Now they were starting to climb, claws digging into pitted stone, hauling themselves up, and up. Slow across most of the wall, and getting torn off by rocks and arrows from above. Quicker on the far side, over on the left, furthest from the Dogman and his boys, where Black Dow had the watch. Even quicker round the gate, where there was still some ivy stuck to the stone.

‘Damn it, but those bastards can climb!’ hissed the Dogman, fumbling out his next shaft.

‘Uh,’ grunted Grim.

 

The Shanka’s hand slapped down on the top of the parapet, a twisted claw, scratching at the stones. Logen watched the arm come after, bent and ugly, patched with thick hair and squirming with thick sinew. Now came the flattened top of its bald head, a hulking lump of heavy brow, great jaw yawning wide, sharp teeth slick with spit. The deep set eyes met his. Logen’s sword split its skull down to its flat stub of nose and popped one eye from its socket.

Men shot arrows and ducked down as arrows bounced from stone. A spear went twittering past over Logen’s head. Down below he could hear the Shanka scratching and tearing at the gates, beating at them with clubs and hammers, could hear them shrieking with rage. Shanka hissed and squawked as they tried to pull themselves over the parapet and men hacked at them with sword and axe, poked them off the wall with spears.

He could hear Shivers roaring, ‘Get ’em away from the gate! Away from the gate!’ Men bellowed curses. One Carl who’d been leaning out over the parapet fell back, coughing. He had a Shanka’s spear through him, just under his shoulder, the point making the shirt stick right up off his back. He blinked down at the warped shaft, opened his mouth to say something. He groaned, took a couple of wobbling steps, and a big Flathead started dragging itself over the parapet behind him, its arm stretched out on the stone.

The Maker’s sword chopped deep into it just below the elbow, spattering sticky spots across Logen’s face. The blade caught stone and made his hand sing, sent him stumbling long enough for the Shanka to drag itself over, its flopping arm only just held on by a flap of skin and sinew, dark blood drooling out in long spurts.

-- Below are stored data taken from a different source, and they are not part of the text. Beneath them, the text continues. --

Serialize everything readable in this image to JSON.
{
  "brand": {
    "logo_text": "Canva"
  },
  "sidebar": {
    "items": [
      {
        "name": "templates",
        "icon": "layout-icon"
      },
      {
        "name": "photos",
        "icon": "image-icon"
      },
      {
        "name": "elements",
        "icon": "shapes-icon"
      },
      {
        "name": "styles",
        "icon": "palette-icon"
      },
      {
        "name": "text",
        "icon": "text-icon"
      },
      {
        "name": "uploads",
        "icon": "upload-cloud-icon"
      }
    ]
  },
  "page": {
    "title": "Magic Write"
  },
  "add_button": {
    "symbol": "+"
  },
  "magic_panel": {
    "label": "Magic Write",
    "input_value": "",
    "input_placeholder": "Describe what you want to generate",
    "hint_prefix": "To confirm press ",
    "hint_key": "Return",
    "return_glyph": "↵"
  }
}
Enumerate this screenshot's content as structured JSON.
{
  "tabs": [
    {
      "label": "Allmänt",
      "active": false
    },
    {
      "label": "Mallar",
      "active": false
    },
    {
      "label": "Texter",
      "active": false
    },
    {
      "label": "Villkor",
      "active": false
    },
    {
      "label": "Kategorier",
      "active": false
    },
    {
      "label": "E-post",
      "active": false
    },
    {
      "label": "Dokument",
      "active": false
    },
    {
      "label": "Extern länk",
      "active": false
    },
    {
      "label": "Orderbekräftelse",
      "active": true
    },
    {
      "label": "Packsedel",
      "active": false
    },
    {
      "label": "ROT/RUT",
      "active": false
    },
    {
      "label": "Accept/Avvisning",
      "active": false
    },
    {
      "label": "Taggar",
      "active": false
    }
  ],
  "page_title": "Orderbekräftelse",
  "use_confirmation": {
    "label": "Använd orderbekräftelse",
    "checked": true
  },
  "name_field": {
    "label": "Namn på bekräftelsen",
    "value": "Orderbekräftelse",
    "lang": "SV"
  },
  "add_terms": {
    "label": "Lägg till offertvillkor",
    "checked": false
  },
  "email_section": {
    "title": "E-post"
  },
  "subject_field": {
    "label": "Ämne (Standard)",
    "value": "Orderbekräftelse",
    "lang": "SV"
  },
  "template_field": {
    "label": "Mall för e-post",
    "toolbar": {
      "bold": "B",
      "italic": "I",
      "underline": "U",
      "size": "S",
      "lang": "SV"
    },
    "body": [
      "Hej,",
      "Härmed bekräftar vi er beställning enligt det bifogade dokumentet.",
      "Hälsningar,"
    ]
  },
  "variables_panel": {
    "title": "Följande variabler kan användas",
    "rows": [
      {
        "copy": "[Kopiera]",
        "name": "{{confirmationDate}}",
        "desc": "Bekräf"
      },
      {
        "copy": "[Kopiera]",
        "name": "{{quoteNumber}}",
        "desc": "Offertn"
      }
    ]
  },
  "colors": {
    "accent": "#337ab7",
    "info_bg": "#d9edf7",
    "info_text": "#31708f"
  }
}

It came for Logen with its other claw but he caught its wrist, kicked its knee sideways and brought it down. Before it could get up he’d chopped a long gash out of its back, splinters of white bone showing in the great wound. It thrashed and struggled, splattering blood around, and Logen caught it tight under the throat, heaved it back over the wall and flung it off. It fell, and crashed into another just starting to climb. Both of them went sprawling in the ditch, one scrabbling around with a broken stake in its throat.

A young lad stood there, gawping, bow hanging limp from his hand.

‘Did I tell you to stop fucking shooting?’ Logen roared at him, and he blinked and nocked a shaft with a trembling hand, hurried back to the parapet. There were men everywhere fighting, and shouting, shooting arrows and swinging blades. He saw three Carls stabbing at a Flathead with their spears. He saw Shivers plant a blow in the small of another’s back, blood leaping in the air in dark streaks. He saw a man smash a Flathead in the face with his shield, just as it got to the top of the wall, and knock it into the empty air. Logen slashed at a Shanka’s hand, slipped in some blood and fell on his side, nearly stabbed himself. He crawled a stride or two and fumbled his way up. He hacked a Shanka’s arm off that was already spitted thrashing on a Carl’s spear, chopped halfway through another’s neck as it showed itself over the parapet. He lurched after it and stared over.

One Shanka was still on the wall, and Logen was just pointing to it when an arrow from off the tower took it in the back. It crashed down into the ditch, stuck on a stake. The ones round the gate were all done, crushed with rocks and bristling with broken arrows. That was it for the centre, and Red Hat’s side was already clear. Over on the left there were still a few up on the walls, but Dow’s boys were getting well on top of them now. Even as Logen watched he saw a couple flung down bloody into the ditch.